Brucellosis is a well-known infection in domestic animals which caused by Brucella bacterium. Due to serious economic and medical consequences of this disease, various efforts have been made to prevent the infection through the use of recombinant vaccines based on Brucella outer membrane protein (OMP) antigens. The objectives of the present study were cloning, sequencing and epitope prediction of Omp25 and BLS genes as two major Brucella melitensis antigens.
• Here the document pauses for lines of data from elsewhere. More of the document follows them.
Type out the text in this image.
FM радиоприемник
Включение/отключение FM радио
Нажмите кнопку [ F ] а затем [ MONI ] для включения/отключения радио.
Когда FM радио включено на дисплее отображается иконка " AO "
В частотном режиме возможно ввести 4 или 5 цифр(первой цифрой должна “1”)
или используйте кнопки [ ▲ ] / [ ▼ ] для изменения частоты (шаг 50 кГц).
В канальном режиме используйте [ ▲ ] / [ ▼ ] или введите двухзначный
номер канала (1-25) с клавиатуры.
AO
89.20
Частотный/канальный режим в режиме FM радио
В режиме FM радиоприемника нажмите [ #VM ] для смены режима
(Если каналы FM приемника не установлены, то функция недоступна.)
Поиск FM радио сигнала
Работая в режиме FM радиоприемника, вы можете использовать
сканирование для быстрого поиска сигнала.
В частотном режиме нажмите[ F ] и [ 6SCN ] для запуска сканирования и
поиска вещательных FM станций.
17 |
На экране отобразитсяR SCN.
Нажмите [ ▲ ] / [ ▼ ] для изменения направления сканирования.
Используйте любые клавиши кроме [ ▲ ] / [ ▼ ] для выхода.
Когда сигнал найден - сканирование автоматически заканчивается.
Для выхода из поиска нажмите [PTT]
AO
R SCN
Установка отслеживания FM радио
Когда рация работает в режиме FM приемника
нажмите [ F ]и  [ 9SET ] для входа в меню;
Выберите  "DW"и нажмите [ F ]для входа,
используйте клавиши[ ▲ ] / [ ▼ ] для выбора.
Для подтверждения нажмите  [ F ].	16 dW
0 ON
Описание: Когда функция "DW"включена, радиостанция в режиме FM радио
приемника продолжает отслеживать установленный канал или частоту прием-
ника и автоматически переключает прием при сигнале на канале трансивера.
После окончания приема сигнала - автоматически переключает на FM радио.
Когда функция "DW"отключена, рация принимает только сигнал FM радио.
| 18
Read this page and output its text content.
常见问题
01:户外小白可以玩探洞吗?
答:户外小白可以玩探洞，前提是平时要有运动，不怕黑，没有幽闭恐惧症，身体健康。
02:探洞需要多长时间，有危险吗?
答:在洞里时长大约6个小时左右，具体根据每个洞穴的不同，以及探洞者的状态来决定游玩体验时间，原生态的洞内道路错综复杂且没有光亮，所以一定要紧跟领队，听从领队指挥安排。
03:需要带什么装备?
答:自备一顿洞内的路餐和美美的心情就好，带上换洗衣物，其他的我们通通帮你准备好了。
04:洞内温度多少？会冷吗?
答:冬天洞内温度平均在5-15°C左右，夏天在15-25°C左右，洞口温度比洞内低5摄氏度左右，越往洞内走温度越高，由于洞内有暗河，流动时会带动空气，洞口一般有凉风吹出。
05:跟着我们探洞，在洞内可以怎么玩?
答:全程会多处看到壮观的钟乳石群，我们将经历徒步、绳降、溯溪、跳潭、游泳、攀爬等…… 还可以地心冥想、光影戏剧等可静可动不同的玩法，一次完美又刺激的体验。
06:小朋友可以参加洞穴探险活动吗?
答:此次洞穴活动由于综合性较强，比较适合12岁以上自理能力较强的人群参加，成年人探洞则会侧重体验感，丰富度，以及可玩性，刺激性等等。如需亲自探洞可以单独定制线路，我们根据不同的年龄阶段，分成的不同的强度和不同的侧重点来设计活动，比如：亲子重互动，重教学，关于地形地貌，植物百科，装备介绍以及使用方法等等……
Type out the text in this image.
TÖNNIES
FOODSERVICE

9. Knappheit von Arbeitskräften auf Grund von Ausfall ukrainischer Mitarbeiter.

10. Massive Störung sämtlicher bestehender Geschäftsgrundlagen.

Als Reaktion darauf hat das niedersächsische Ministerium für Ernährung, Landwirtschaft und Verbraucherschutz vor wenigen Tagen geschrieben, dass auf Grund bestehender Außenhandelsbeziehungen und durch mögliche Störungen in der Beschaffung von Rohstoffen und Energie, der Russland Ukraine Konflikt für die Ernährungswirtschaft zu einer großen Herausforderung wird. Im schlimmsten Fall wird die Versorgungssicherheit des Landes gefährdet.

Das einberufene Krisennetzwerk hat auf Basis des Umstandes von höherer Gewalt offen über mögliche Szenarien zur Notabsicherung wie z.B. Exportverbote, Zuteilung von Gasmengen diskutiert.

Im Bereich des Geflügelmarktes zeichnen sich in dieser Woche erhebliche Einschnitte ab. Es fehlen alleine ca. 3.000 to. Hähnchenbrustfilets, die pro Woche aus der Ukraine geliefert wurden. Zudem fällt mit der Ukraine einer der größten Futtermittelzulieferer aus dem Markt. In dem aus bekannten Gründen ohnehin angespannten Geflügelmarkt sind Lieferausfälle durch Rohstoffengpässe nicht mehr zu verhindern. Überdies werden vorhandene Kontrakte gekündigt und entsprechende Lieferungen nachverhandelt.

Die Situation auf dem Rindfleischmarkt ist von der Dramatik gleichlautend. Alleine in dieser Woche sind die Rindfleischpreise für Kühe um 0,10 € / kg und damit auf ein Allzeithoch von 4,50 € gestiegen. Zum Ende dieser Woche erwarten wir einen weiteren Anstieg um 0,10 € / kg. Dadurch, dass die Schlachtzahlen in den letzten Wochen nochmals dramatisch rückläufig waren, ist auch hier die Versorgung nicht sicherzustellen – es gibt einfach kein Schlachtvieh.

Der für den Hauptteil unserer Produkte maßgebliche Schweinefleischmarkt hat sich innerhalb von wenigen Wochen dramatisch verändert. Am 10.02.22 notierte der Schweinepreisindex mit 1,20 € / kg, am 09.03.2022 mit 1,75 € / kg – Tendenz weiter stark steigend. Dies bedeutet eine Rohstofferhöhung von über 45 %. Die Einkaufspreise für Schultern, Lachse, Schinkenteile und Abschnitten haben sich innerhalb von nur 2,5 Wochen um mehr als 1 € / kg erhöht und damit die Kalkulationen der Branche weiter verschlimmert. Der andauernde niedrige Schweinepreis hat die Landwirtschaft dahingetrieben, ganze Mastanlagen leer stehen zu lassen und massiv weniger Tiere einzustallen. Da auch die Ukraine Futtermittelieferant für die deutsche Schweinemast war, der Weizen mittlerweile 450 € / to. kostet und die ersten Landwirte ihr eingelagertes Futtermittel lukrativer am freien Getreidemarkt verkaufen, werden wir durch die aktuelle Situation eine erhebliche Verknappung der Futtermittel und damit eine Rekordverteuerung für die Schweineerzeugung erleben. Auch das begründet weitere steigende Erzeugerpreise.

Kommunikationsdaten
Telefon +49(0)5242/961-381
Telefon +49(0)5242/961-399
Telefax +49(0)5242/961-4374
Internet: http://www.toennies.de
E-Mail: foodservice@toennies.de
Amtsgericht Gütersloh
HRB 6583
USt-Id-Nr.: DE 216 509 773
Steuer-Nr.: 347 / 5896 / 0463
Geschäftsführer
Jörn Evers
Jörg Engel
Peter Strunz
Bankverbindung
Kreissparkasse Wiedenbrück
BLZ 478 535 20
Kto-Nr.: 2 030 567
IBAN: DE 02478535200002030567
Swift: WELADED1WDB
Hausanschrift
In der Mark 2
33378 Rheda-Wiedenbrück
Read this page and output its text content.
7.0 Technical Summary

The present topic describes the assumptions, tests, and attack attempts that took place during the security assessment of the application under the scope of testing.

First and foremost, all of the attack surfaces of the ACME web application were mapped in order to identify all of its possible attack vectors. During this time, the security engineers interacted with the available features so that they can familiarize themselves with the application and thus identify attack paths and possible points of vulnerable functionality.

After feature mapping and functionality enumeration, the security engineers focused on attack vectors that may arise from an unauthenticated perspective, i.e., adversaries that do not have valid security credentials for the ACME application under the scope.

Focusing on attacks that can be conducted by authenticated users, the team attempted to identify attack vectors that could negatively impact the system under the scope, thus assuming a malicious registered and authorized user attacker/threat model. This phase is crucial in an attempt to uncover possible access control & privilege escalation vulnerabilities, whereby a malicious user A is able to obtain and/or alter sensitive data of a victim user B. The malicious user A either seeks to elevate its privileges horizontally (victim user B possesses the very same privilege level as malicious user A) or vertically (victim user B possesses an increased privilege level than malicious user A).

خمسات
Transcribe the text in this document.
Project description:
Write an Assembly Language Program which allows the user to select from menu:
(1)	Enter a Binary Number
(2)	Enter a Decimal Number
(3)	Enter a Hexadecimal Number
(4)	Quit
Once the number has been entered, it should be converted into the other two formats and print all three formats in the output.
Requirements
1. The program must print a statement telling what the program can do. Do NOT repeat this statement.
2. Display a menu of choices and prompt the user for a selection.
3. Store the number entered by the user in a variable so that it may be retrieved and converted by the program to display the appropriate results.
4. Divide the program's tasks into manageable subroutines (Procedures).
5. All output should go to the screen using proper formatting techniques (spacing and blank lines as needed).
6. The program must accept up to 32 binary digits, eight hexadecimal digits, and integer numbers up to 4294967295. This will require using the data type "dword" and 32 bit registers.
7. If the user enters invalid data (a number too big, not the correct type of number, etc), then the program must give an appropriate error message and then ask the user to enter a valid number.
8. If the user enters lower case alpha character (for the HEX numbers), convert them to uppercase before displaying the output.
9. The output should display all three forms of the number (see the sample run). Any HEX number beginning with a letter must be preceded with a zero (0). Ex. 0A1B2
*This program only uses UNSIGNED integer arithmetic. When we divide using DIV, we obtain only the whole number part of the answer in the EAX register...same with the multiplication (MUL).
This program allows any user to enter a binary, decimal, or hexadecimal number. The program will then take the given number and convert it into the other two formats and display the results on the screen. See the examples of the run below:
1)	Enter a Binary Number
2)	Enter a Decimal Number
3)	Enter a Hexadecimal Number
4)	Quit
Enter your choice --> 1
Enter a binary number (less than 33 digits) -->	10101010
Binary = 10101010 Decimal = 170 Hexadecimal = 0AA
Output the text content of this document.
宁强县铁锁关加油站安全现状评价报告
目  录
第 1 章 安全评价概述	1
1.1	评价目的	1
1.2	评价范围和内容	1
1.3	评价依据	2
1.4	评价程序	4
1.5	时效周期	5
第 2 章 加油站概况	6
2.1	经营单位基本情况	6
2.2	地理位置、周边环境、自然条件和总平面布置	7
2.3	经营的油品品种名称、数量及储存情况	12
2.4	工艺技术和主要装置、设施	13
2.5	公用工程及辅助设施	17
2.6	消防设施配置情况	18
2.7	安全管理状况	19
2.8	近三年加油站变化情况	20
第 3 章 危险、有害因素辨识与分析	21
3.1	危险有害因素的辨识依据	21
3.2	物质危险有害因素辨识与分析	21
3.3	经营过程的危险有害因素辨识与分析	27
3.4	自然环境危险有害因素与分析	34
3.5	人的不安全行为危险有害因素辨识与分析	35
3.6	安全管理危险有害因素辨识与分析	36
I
The full-length open reading frame (ORF) of Omp25 and BLS genes were amplified and cloned into pTZ57R/T vector. Phylogenetic analysis of sequenced genes showed that both genes were nearly similar in different Brucella species. Several online prediction softwares were used to predict B and T-cells epitopes, secondary and tertiary structures, antigenicity ability and enzymatic degradation sites. Bioinformatic tools used in the current study were confirmed by the results of three different experimental epitope predictions. Bioinformatic analysis identified five and two B-cell and two and one T-cell epitopes for Omp25 and BLS antigens, respectively. Finally, according to the antigenicity ability and proteosomal recognition site common B and T-cell epitope was predicted for Omp25 (154-162 amino acids) and BLS (37-48 and 119-139 amino acids). Results of this study might be useful for recombinant vaccine development.